Aside from just missing qualifying for the Olympic Team in 2004, not making the starting line in New York was the most devastating thing in my career over the past 15 years. The kicker is that I was feeling the best I had in years. Nothing hurt and workouts were getting better and better. As my Vietnam vet coach would say, I finally had some bullets in my gun, and I was ready for war.
It has been hard to get back into training since. I had a little post-marathon depression. People don’t realize how hard it is, how much you have to put yourself mentally into running.
When you’re a competitor you point your training to a goal. When you get hurt, you have to adjust. You have to go to Plan B, or Plan C.
With the help of family, friends and especially Quin (it’s pretty hard to be in a bad mood too long when you have a little person running around), I am out of my funk and looking ahead. I’m looking at doing a marathon in the spring.
This week I returned to track workouts for the first time since the injury, and things are going pretty well.
Coming back from the pregnancy was actually tougher. When I started training after having Quin I felt like I had never run before. It was just horrible.
I tell people who have just begun running it might take a couple of months before they can get the aerobic fitness to really enjoy it, to get to the point where it feels effortless. When things aren’t going right, one of the first things that pops into your head is to give up and do something different. That happened to me after I had Quin.
I had to remind myself that you don’t just lose your talent. You have to know that it’s still in there somewhere. And I know the Olympics are so close, and in a way I’m so ready. I know I’d be disappointed later if I gave up now.
So I start again.


  1. You are a runner. You will run.

    You have inspired me, and so many others. No matter what, that positive effect you've had on people (most of all, Quin) will always be there.

  2. Go Blake go!

    Excited to follow along on your blog :-) Hi to Jon and Quin from us!

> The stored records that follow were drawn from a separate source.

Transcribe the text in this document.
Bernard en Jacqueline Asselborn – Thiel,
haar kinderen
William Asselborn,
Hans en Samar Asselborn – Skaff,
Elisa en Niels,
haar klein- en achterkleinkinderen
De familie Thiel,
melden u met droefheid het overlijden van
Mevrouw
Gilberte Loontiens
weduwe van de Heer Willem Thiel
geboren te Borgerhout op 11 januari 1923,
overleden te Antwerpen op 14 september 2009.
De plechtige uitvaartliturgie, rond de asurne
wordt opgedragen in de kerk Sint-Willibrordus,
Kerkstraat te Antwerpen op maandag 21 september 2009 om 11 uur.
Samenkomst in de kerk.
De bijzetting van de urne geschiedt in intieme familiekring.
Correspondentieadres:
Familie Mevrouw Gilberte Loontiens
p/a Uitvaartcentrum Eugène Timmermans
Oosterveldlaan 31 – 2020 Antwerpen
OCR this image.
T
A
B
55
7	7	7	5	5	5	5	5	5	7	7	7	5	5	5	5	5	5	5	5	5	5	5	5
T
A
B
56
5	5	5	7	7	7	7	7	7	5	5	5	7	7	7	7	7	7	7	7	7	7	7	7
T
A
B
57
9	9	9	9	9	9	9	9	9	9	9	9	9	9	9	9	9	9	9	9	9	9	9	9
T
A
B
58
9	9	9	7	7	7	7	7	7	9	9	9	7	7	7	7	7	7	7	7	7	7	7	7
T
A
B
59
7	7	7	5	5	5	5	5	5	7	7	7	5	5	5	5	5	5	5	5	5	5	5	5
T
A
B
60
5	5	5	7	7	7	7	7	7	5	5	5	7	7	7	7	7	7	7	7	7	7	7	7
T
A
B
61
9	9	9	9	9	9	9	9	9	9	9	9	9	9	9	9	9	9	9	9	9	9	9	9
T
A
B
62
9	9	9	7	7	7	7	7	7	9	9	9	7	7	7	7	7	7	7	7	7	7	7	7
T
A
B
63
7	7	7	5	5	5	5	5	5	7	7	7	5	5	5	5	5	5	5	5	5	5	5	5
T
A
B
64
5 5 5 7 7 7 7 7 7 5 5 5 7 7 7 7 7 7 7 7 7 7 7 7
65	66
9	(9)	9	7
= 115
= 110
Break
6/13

  3. Hi Blake -- I'm an adult-onset athlete and new to running (just ran my first marathon in October this year). I'm looking forward to following your blog and rooting for you when (not if!) you run in London!

  4. Blake...this is great, very excited to follow your progress as a a runner and rock, girl!

  5. I'll enjoy following your new blog :) I'm a mom (of a 3 year old girl) and aspiring Olympic Marathoner too. It's great to hear from a rad chick that can do it all!

    I was on the starting line at the Big Sur Half and was very excited to hear that you'd be starting the race. I got second at Big Sur, but my big race is in a few weeks at California International Marathon.